RECENT discussions of the nation's physician work force have focused on its imbalance -- the oversupply of specialists and the shortage of generalists, or primary-care providers. One proposed response: bolster medical schools' efforts to attract students to primary care, with the ultimate goal of producing a majority of graduates committed to generalist practice. But, as David Goodman, M.D., and his colleagues at Dartmouth Medical School suggest with the map above, which displays their calculation of the distribution of generalists in 1996, the shortage may not be as grave as reported -- and, indeed, does not exist if the supply is viewed in the aggregate. The need for more generalists is not national but regional (mostly in rural and inner-city areas). Training more and more generalists is not a solution, Goodman and his colleagues say. The focus must be on giving doctors incentives (such as subsidies) to move to shortage areas.
Specialists and generalists alike tend to establish practices in affluent urban areas, adding to already abundant existing supplies. Nationwide, the distribution of generalists in 1996 ranged from highs of more than 100 per 100,000 residents (in the hospital-referral regions for San Francisco and White Plains, New York, for example) to a low of 34 (in the McAllen, Texas, area, on the Mexican border). Although there are no agreed-upon standards for what constitutes a sufficient supply of doctors for a given population, a number of adequately staffed locales may serve as reference points in determining how many doctors are needed where shortages now exist -- and where excess doctors can be found.

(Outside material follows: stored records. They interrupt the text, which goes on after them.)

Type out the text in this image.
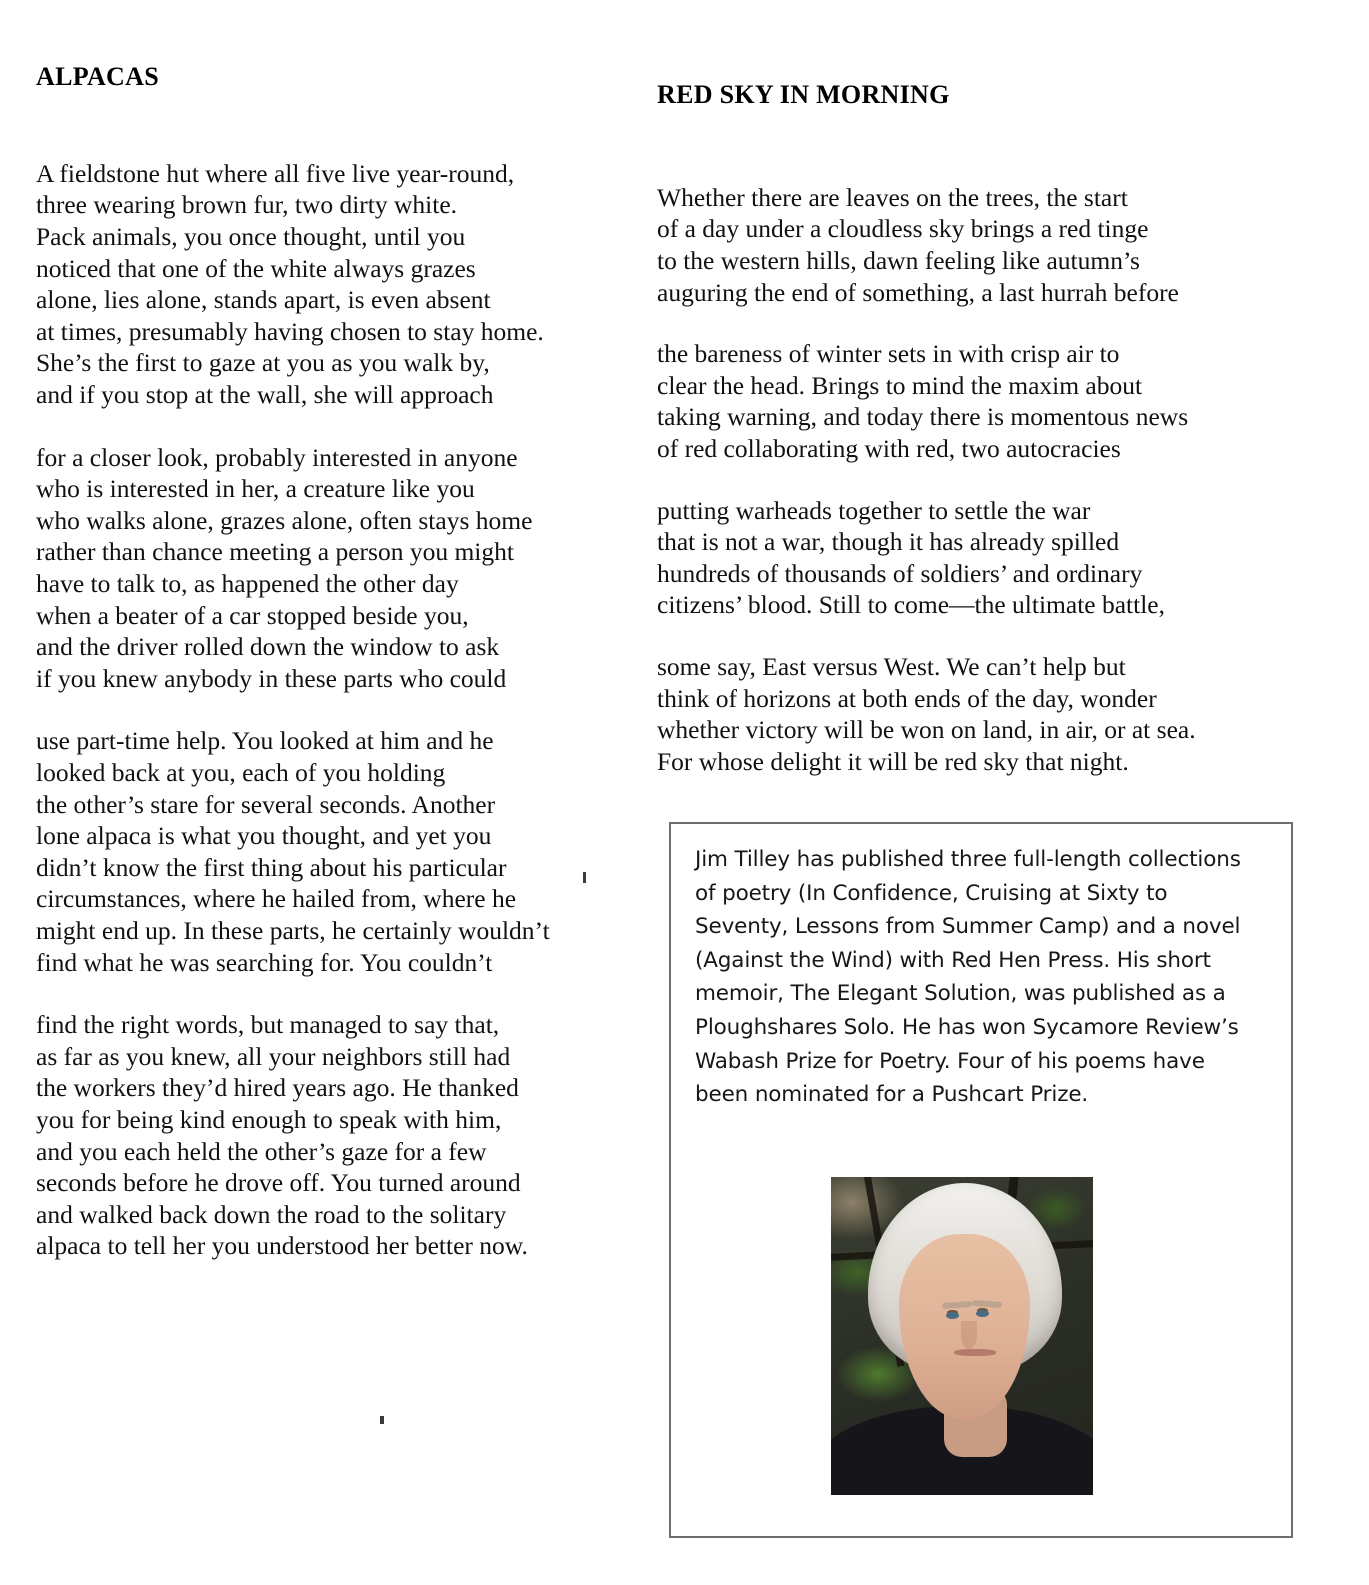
ALPACAS
A fieldstone hut where all five live year-round,
three wearing brown fur, two dirty white.
Pack animals, you once thought, until you
noticed that one of the white always grazes
alone, lies alone, stands apart, is even absent
at times, presumably having chosen to stay home.
She’s the first to gaze at you as you walk by,
and if you stop at the wall, she will approach
for a closer look, probably interested in anyone
who is interested in her, a creature like you
who walks alone, grazes alone, often stays home
rather than chance meeting a person you might
have to talk to, as happened the other day
when a beater of a car stopped beside you,
and the driver rolled down the window to ask
if you knew anybody in these parts who could
use part-time help. You looked at him and he
looked back at you, each of you holding
the other’s stare for several seconds. Another
lone alpaca is what you thought, and yet you
didn’t know the first thing about his particular
circumstances, where he hailed from, where he
might end up. In these parts, he certainly wouldn’t
find what he was searching for. You couldn’t
find the right words, but managed to say that,
as far as you knew, all your neighbors still had
the workers they’d hired years ago. He thanked
you for being kind enough to speak with him,
and you each held the other’s gaze for a few
seconds before he drove off. You turned around
and walked back down the road to the solitary
alpaca to tell her you understood her better now.
RED SKY IN MORNING
Whether there are leaves on the trees, the start
of a day under a cloudless sky brings a red tinge
to the western hills, dawn feeling like autumn’s
auguring the end of something, a last hurrah before
the bareness of winter sets in with crisp air to
clear the head. Brings to mind the maxim about
taking warning, and today there is momentous news
of red collaborating with red, two autocracies
putting warheads together to settle the war
that is not a war, though it has already spilled
hundreds of thousands of soldiers’ and ordinary
citizens’ blood. Still to come—the ultimate battle,
some say, East versus West. We can’t help but
think of horizons at both ends of the day, wonder
whether victory will be won on land, in air, or at sea.
For whose delight it will be red sky that night.
Jim Tilley has published three full-length collections of poetry (In Confidence, Cruising at Sixty to Seventy, Lessons from Summer Camp) and a novel (Against the Wind) with Red Hen Press. His short memoir, The Elegant Solution, was published as a Ploughshares Solo. He has won Sycamore Review’s Wabash Prize for Poetry. Four of his poems have been nominated for a Pushcart Prize.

About a third of the U.S. population lives in areas with a higher ratio of generalists than there is in the Minneapolis region, where a primarily managed-care system operates efficiently with 68 per 100,000. If all regions with a higher ratio of generalists were adjusted to match Minneapolis, almost 10,000 generalists would be left over. If the same adjustment were made using as the baseline Wichita, Kansas (61 per 100,000), a mostly fee-for-service region, more than 17,500 generalists would be left over -- fewer than half of whom would be needed to bring the number of generalists in all lower-staffed regions up to Wichita's level. -- Allan Reeder
Map from the Dartmouth Atlas of Health Care 1998, John E. Wennberg, M.D., series editor
The Atlantic Monthly; December 1997; Primary Care to Spare?; Volume 280, No. 6; page 97.